Годы гроз | страница 28



Кэс подняла глаза от огня.

— Что? — спросила она.

— Ничего.

— Вы долго смотрите на меня, инквизитор. Вы хотите что-то сказать? Или сделать? — ее губы не улыбались, но в голубых глазах плясали искры.

— Твои мысли порочны, — покачал головой Дэнтон. — Как и мои.

— Тогда, быть может, нам стоит поделиться ими? Совместный грех не так тяжек.

Дэн огляделся. Солдаты отдыхали, кто-то жарил добытую дичь, многие спали. Лошади стояли в стороне, в быстро сооруженном грумами загоне, и тоже дремали.

— Не молчите, мой инквизитор, — Кассандра придвинулась ближе.

— Не сегодня.

— Вокруг темно. Все спят. Мы просто отправимся подальше от лагеря, чтобы помолиться в тишине… — она придвинулась еще ближе.

— Нет, — сказал Дэнтон.

Кэс разом потухла.

— Ты напоминаешь мне Алларда. Он тоже всегда говорил «нет», когда ему было страшно.

— По-твоему, мне страшно сейчас? — вспылил было Дэнтон, но тут же осадил себя. Кассандра вернулась к огню.

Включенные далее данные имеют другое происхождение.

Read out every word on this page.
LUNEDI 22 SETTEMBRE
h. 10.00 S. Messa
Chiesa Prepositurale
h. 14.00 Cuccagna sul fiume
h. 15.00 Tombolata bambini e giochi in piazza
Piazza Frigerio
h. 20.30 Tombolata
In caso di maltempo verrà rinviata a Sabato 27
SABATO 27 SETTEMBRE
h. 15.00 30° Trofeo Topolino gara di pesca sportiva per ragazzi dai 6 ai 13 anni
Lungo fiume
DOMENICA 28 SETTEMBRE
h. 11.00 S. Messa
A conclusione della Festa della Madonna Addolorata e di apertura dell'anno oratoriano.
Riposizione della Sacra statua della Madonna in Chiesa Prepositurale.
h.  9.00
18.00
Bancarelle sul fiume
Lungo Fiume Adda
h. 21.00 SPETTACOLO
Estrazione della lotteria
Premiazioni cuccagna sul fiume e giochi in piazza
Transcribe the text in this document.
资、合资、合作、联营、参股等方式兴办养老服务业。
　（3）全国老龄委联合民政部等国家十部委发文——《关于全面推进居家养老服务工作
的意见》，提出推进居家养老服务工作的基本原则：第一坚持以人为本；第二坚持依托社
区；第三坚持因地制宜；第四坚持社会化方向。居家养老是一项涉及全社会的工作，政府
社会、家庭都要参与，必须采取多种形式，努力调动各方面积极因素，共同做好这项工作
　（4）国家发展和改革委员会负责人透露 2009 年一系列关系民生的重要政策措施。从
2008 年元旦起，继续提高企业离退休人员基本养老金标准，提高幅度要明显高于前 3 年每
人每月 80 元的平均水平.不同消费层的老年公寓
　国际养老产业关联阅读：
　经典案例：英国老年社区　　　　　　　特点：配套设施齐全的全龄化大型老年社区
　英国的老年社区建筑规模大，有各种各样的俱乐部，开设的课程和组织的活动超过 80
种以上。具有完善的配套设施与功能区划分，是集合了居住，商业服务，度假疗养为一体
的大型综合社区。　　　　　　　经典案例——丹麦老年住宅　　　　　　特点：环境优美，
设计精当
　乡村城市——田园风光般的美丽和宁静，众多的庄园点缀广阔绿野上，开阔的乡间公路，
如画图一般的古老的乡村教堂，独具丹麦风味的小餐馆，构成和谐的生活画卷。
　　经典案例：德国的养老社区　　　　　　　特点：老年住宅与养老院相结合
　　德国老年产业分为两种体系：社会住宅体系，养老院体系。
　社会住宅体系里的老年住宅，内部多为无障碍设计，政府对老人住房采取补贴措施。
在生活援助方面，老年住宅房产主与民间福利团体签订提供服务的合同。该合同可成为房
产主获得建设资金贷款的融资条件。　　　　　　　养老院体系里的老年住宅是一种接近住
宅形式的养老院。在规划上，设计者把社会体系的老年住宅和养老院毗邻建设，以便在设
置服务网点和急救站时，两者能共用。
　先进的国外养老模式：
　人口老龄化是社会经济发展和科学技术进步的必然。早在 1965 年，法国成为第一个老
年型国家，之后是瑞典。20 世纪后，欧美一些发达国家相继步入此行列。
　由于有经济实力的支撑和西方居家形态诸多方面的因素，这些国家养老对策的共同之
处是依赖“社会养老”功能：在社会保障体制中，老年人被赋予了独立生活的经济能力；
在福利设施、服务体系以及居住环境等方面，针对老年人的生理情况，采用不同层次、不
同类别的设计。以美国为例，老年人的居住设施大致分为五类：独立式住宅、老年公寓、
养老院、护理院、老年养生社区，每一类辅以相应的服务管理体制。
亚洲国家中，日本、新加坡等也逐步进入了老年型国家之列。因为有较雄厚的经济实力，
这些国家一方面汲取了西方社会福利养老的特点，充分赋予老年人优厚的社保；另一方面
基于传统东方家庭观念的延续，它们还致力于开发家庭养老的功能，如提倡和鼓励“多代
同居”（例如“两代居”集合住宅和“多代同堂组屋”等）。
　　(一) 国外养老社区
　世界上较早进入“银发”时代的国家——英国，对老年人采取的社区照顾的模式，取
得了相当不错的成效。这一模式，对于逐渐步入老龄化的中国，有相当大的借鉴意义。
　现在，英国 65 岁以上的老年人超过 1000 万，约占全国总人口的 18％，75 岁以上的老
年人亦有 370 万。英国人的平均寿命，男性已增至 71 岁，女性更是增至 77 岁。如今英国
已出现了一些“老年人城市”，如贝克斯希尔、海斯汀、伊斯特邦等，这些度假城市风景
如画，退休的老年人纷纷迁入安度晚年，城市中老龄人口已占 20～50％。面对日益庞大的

— Расскажи мне о нем, — попросил Дэн.

Помолчав, она спросила:

— Зачем?

— Он ведь был легендой. Один из Королевских Щитов, победителей императора Дар-Минора. А во время Великого искупления он стал рыцарем инквизиции. Великий воин, что сражался за веру.

Дэнтон присел рядом и накинул свой алый плащ на узкие плечи Кассандры.

— Расскажи, каким он был.

— Сумасшедшим.

Это было похоже на грубость, сказанную от нежелания продолжать разговор, но Кэс была серьезна.

— В нем видели упорного воина Господня. Но я была еще ребенком, когда его повстречала, — Кассандра закуталась в плащ. — И сразу поняла: он сумасшедший. Все называли его героем Грозовой битвы. «Первый, кто ранил императора». Его тошнило от этих слов. Ты знал, что среди Щитов был его отец, Вигтор?

— Я слышал.

— Их вышло двенадцать против двоих. Двенадцать лучших воинов Америи против императора и его сына, и только шестеро осталось живы. Принц Алатар пронзил Вигтора и Марка копьем. Обоих, прямо насквозь. Не знаю, как Аллард выжил, но до конца сражения он пролежал, истекая кровью, придавленный телом собственного отца.

Дэнтон молчал и смотрел в огонь, пытаясь представить, каково это. Тяжесть собственных лат и мертвого отцовского тела, боль от жестокой раны и грохот битвы, звучащий сквозь твои стоны.

Его поневоле пробрала дрожь.

— Тогда он и сошел с ума. Ушел из Щитов и вступил в инквизицию. Ему казалось, что рана постоянно открывается вновь, и в ней копошатся крошечные жуки. Он сбривал с тела все волосы, даже брови, чтобы им негде было спрятаться. Он всегда молился про себя, а когда с ним говорили, отвечал одним-двумя словами. Обычно «нет».